Vincent also ran a new set of 18 T7-Lys promoter variants using Extension PCR. Because we were running out of Hifi+ enzyme, we used only half of the enzyme requirement (9 uL instead of 18).

Apparently, 14 through 17 were amplified correctly.

Thursday, 25 August 2011

The sequencing results of the pSB3K1 TetR-LacI plasmid came. It seems that LacI got insterted correctly, but that TetR got lost... We'll try to send this plasmid again for sequencing with another primer to be sure. Also, a new Gibson assembly has been done. For the J61002 Plac-RFP plasmid, Nadine forgot the cell cultures on the bench so the sequencing will have to wait over the week-end. Here again, a new Gibson assembly has been done, along with J61002-lysis.

Vincent made liquid cultures from the successful transformation of the K1-T7-Lysis into BL21 cells. Nadine was kind enough to purify all 18 of Vincent's T7-RFP variants, as well as the 4 T7-Lysis variants. In the same spirit, the C5-T7-Lysis plasmids were miniprepped and then transformed into the BL21 cells and plated.

In order to continue with the production of T7 promoter variants, Vincent had to make more gene-specific Lysis (i.e. T4 Lysis with RBS upstream). For this, Vincent used the new Hifi+ enzyme that had been ordered the previous day. Since we were also running out of PCR primer mix, Vincent went ahead and made some more.

Friday, 26 August

Vincent ran a plate-reader experiment for the K1-T7-lysis BL21 cells. The first three rows received various doses of IPTG before the experiment got under way. The next three rows (const, lac, lac2) received no IPTG for the first 2 hours of incubation but then were given the same IPTG doses as the first three rows. Data analysis will take place tomorrow.
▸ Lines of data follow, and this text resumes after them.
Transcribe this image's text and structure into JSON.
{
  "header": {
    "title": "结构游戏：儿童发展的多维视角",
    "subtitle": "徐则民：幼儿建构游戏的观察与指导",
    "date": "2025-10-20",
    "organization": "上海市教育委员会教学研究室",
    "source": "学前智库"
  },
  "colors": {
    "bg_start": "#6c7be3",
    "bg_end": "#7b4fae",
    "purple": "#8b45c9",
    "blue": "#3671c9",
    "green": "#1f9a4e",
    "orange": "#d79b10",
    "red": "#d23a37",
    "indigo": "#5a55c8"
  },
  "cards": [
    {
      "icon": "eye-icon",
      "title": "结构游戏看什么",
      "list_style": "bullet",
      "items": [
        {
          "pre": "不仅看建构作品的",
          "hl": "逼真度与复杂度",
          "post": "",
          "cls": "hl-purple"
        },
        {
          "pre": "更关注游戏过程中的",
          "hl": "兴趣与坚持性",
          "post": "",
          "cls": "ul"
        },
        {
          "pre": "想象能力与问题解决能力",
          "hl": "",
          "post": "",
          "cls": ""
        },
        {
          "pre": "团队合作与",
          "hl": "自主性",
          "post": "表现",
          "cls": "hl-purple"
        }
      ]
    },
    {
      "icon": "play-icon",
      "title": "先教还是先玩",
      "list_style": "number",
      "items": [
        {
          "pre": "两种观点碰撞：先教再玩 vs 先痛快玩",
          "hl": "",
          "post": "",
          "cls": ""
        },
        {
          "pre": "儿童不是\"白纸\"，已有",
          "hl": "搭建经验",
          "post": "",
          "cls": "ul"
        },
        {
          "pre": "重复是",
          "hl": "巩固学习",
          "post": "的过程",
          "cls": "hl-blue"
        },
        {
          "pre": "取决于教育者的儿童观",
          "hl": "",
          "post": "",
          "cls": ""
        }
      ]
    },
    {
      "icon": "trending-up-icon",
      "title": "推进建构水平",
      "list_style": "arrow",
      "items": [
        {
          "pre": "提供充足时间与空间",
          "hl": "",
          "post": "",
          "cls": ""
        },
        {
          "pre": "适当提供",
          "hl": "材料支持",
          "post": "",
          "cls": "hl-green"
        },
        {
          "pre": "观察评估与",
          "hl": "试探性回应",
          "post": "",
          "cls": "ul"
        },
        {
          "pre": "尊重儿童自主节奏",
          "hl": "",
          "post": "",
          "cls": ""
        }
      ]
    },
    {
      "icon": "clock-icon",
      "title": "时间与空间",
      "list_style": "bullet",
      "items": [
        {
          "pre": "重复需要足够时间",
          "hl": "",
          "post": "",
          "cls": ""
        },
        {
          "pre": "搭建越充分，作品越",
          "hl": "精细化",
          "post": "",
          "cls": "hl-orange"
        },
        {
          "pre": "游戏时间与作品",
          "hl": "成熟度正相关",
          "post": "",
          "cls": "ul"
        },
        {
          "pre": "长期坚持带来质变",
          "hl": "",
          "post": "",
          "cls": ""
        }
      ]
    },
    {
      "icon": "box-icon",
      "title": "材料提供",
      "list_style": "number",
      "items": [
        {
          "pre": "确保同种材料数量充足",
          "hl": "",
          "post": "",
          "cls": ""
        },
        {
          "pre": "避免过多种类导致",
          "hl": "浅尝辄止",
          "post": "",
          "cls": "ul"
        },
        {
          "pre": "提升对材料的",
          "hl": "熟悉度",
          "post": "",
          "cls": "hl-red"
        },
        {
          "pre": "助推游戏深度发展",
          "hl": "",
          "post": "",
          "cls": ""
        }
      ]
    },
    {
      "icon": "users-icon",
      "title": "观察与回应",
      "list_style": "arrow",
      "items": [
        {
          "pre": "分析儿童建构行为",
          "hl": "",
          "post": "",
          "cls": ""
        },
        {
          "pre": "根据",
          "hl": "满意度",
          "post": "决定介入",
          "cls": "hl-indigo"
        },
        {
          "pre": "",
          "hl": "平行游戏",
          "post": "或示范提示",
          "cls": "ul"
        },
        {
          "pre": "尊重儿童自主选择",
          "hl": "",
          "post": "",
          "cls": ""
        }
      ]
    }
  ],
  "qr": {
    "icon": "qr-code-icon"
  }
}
Vincent also made liquid cultures of the C5-T7-lysis BL21 cells. After consultation with Henrike, we have decided to drop the C5 backbone since it does not really add to the work we are doing and only adds more PCRs and cultures.

Vincent made a Gibson assembly of the 18 T7-RFP promoter variants and the 3 T7-Lysis variants into the K1 backbone. The DNA will be transformed on Saturday.